Following is a summary of Continental Resources’ capital expenditures, production, and costs estimates.

  • Capital expenditure (or capex) down. In 2015, Continental Resources expects to invest $4.6 billion in nonacquisition capital expenditures. This is 12% lower than the previous forecast of $5.2 billion.
  • Production growth estimate revised down. Continental Resources expects 23% to 29% production growth in 2015 compared to estimated 2014 levels. This budget is based on ~245 net wells in the Bakken at a cost of $9.6 million per well and ~105 net wells for the South Central Oklahoma Oil Province (or SCOOP) area at an average well cost of $11 million.
  • Production and G&A expense estimate revised. Production estimate range has marginally widened, while the general and administrative (or G&A) expense estimate has been revised upwards.

ConocoPhillips (COP), a US upstream energy producer, has revised its capex down. The slump in crude oil price may force other crude oil producers like Whiting Petroleum (WLL), Hess Corporation (HES), and EOG Resources (EOG) to reduce their capex budgets.
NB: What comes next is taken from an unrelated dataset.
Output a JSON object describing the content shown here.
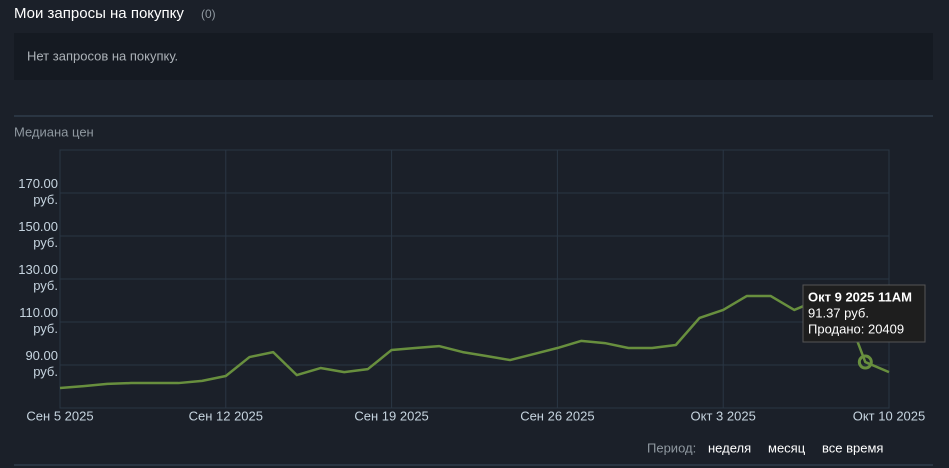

These companies are components of the Energy Select Sector Standard & Poors depositary receipt (or SPDR) exchange-traded fund (or ETF) (XLE).

Hedge position liquidation effect

In September 2014, Continental Resources (CLR) liquidated and monetized substantially all its crude oil hedge positions for 2014, 2015, and 2016, generating proceeds of $433 million. The company has approximately one-third of its natural gas production hedged in 2015 at an average price of $4.34.

During 3Q14, matured commodity derivative positions settlements generated a $0.37 loss per barrel of oil and $0.15 gain per Mcf of natural gas for Continental Resources. In 3Q14, Continental Resources’ crude realized price, without hedging, was $11.77 per barrel below the New York Mercantile Exchange (or NYMEX) price on an average for the period. In 3Q14, Continental Resources recorded a $473 million gain from derivatives.

After liquidation, Continental Resources remains fully exposed to crude oil price volatility. If crude price falls substantially from the level on November 5, the day the company liquidated its position, Continental Resources’ profit may take a hit.